In the instant case, the plaintiff ultimately sought certification of two separate classes, a class of all plaintiffs similarly situated and a class of defendants consisting of all Dodge Omni dealers in the state of Ohio. Because certification was sought for two different classes, it was incumbent on the plaintiff to assert facts in his pleadings sufficient to satisfy the trial court that the requirements of both Civ. R. 23(A) and Civ. R. 23(B) had been met as to each class.
Although it is apparent from the face of the complaint that plaintiff attempted to satisfy the requirements of Civ. R. 23(A),
we are persuaded that the complaint fails to assert
facts sufficient to satisfy any one of the three requirements of Civ. R. 23(B).
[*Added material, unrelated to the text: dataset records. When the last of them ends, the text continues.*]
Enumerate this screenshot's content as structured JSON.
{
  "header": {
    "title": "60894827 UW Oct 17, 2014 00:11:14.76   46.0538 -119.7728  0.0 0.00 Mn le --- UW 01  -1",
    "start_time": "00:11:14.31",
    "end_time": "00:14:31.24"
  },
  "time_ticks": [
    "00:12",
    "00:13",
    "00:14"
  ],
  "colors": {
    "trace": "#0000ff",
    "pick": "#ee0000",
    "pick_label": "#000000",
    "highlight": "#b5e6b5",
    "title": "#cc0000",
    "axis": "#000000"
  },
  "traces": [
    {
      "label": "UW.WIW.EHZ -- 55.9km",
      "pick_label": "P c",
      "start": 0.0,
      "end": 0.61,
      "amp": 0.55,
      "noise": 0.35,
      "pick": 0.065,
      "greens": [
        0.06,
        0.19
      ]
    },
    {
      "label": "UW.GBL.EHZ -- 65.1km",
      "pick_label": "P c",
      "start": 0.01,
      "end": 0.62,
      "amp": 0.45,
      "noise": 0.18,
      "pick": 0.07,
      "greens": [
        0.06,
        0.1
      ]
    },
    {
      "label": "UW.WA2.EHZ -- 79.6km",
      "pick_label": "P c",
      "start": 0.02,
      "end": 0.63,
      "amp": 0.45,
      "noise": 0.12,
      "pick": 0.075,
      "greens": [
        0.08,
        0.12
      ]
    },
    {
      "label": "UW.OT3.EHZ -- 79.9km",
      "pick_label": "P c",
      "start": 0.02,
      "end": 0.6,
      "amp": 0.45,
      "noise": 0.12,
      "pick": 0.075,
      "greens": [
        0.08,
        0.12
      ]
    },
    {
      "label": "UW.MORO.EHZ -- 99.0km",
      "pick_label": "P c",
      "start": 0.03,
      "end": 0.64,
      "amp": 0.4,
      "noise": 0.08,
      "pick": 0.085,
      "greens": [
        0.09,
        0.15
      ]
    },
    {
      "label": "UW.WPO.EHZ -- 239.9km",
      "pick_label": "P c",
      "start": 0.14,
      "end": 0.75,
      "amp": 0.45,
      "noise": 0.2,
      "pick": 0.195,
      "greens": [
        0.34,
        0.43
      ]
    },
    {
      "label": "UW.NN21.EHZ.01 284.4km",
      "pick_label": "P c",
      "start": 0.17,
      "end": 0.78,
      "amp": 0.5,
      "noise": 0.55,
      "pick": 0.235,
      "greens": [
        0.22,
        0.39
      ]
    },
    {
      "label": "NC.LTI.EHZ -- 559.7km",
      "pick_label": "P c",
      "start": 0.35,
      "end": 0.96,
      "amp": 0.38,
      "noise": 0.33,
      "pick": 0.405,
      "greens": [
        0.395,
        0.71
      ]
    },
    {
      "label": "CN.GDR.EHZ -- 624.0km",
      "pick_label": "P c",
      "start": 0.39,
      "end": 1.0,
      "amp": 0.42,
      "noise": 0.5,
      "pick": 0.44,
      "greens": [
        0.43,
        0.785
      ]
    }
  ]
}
To withstand a motion to strike made pursuant to Civ. R. 23(D)(4), plaintiff was required to assert either that the prosecution of separate actions would create a risk of inconsistent adjudications (Civ. R. 23[B][1]), or that the parties opposing the classes have acted or refused to act on grounds generally applicable to the classes (Civ. R. 23 [B] [2]), or that the questions of law or fact common to members of the classes predominate over any questions affecting only individual members (Civ. R. 23 [B] [3]). The plaintiff failed to make any such allegation. From the face of the complaint it is apparent that plaintiff could prove no set of facts sufficient to satisfy the certification requirements of Civ. R. 23(B) for either the plaintiff or defendant class. Because plaintiff did not allege facts in his pleadings sufficient to satisfy Civ. R. 23(B), the trial court did not abuse its discretion and properly granted the defendants’ motions to dismiss the class allegations and claims of the complaint.
Accordingly, the assignments of error are not well taken, and the judgment of the trial court is affirmed.
Judgment affirmed.
Stillman, P. J., Parrino, J., concur.